Because general surgery is considered a high-risk specialty, as are all surgical specialties, general surgeons must pay comparatively high premiums for medical malpractice insurance. (Anecdotally, one general surgeon reports borrowing $73,000 a year to pay for malpractice insurance.(1)) The American Society of General Surgeons, a medical society for general surgeons, opposed President Obama’s healthcare reform plan partly on the grounds that it did not include sweeping reforms and the medical liability system.

Largely as a result of the changes in the medical malpractice climate for general surgeons, practitioners of the specialty are rapidly disappearing.

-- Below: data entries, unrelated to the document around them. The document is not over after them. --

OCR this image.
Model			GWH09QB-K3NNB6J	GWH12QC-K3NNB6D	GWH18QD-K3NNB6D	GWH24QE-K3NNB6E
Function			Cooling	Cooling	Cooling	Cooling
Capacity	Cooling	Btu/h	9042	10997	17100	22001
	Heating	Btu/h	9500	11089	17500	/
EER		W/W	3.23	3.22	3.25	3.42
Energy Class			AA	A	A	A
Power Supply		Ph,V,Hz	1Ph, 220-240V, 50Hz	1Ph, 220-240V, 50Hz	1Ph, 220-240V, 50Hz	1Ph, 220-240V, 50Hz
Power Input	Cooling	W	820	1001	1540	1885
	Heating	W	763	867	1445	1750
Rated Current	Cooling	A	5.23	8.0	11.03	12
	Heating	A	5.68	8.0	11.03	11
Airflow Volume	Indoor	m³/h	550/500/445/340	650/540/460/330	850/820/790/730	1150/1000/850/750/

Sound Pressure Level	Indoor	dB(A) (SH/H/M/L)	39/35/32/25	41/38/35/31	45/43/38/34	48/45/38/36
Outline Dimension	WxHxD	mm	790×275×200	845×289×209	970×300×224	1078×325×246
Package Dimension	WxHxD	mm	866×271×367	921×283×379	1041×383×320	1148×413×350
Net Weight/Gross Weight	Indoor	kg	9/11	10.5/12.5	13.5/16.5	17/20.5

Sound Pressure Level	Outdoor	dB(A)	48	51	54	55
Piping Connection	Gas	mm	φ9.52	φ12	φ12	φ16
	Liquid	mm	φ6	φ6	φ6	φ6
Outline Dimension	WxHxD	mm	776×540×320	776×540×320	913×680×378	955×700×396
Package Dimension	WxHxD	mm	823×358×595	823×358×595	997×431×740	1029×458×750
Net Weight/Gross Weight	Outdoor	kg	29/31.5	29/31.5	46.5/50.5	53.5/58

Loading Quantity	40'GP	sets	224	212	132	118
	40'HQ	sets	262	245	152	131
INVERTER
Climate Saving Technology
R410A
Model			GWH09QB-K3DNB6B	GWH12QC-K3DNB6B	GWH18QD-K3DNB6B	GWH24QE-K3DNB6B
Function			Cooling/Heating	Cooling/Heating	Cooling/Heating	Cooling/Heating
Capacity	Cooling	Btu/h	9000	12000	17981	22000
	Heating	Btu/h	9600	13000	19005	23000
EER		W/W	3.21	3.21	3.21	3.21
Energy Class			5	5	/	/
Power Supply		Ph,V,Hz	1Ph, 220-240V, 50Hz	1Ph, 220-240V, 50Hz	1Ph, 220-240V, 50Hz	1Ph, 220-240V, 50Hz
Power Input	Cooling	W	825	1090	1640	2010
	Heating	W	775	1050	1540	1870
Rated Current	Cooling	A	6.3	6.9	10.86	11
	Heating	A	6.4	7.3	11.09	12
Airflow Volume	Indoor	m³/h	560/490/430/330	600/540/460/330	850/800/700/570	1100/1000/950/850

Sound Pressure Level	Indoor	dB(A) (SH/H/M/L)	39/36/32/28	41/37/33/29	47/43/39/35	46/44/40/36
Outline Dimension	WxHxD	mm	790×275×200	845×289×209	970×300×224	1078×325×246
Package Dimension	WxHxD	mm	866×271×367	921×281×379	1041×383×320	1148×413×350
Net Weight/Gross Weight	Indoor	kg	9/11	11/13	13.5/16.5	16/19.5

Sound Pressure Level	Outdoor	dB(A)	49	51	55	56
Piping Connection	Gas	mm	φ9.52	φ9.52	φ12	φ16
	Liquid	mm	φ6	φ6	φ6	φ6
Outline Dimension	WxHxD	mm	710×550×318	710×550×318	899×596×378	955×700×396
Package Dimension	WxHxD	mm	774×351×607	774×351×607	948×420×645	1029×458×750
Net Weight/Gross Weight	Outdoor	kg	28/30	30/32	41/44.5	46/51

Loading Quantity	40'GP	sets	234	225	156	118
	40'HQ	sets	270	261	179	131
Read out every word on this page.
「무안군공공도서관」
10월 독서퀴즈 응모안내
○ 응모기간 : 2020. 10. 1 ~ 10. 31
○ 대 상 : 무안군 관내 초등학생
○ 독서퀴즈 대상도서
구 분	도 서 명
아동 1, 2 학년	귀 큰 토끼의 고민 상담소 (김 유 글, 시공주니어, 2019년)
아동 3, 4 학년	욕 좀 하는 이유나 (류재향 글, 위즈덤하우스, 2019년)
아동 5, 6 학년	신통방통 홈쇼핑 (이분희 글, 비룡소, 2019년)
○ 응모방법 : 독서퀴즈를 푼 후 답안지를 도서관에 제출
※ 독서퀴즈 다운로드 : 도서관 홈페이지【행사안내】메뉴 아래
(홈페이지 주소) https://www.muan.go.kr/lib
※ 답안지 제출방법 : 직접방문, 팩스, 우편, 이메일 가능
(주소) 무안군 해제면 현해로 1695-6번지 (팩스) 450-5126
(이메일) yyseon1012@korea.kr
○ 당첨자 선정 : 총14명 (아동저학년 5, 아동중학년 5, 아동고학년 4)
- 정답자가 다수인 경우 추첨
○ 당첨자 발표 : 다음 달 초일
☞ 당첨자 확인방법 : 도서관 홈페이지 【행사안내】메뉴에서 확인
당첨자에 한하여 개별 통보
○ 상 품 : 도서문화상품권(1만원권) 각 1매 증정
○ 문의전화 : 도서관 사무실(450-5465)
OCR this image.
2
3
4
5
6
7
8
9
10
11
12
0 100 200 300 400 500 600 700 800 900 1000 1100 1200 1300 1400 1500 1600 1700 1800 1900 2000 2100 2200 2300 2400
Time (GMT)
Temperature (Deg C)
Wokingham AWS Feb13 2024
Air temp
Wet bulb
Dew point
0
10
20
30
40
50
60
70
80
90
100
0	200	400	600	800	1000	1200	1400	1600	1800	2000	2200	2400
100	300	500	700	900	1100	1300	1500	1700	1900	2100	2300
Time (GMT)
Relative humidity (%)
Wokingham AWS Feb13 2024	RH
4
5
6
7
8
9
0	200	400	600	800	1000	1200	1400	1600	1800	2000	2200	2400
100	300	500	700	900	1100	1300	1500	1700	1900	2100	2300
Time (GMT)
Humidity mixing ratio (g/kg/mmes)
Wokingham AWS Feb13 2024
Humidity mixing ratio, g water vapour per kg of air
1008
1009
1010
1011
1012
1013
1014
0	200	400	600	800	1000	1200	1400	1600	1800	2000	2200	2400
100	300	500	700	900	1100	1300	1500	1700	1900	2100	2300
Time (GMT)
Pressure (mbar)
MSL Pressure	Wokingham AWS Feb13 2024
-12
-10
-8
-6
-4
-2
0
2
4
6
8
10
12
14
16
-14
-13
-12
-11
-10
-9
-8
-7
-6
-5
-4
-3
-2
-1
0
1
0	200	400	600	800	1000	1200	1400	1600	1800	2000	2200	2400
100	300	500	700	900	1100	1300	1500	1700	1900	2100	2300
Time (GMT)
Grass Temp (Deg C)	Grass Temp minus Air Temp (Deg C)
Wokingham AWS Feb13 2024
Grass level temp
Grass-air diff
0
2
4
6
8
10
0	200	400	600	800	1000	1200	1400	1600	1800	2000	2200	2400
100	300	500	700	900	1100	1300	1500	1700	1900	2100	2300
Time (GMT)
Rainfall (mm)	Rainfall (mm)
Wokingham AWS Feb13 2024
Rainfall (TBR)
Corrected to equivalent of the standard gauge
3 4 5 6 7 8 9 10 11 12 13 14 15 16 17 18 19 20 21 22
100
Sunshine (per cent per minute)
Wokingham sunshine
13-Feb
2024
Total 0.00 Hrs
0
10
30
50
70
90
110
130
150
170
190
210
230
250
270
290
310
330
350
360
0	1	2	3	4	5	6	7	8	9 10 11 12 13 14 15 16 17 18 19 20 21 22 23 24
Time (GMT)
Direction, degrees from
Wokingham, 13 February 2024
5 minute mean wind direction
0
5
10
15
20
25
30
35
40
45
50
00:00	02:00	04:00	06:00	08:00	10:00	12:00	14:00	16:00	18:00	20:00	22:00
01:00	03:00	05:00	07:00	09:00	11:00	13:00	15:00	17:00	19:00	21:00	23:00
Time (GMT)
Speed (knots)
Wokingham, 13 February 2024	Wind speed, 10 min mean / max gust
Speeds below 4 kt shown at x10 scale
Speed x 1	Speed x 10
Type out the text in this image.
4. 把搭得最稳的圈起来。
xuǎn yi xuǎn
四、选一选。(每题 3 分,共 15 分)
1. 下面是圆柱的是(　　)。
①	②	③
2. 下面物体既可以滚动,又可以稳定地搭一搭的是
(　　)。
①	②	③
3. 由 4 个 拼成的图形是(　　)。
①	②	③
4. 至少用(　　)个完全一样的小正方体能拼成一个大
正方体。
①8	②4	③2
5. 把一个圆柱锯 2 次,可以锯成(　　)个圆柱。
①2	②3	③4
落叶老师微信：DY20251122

According to an article in the publication General Surgery News, there were 26-percent fewer general surgeons per 100,000 people in the U.S. in 2008 then there were in 1978. An American Medical Association survey highlights the particular effects of the pressure on general surgeons. Over 80% of general surgeons said they “would not encourage children or their own children to go into medicine,” and 67 percent would not go into medicine themselves if they could choose again. Across all specialties, only 64 percent and 52 percent, respectively, of doctors gave these responses.(2) After completing surgical residencies, many more doctors are choosing to undertake further training in a subspecialty rather than practice general surgery. Further compounding the problem of the loss of general surgeons, some studies suggest that older doctors are more willing to work long and inconvenient hours than their younger counterparts, indicating that it will take more than one new general surgeon to compensate for the work that was being done by a single retiring surgeon. .

This trend toward a general surgeon shortage has serious implications. The general surgeon is one of the most important parts of the team of doctors that is responsible for patient care. In rural areas, the loss of a single general surgeon can shut down an entire small- to medium-sized hospital. In order to reverse the trend, general surgeons should support the efforts of their medical societies to advance the cause of medical liability reform. Without a change in the malpractice climate, a shortage in general surgeons will pose a significant threat to the healthcare system, particularly in rural areas.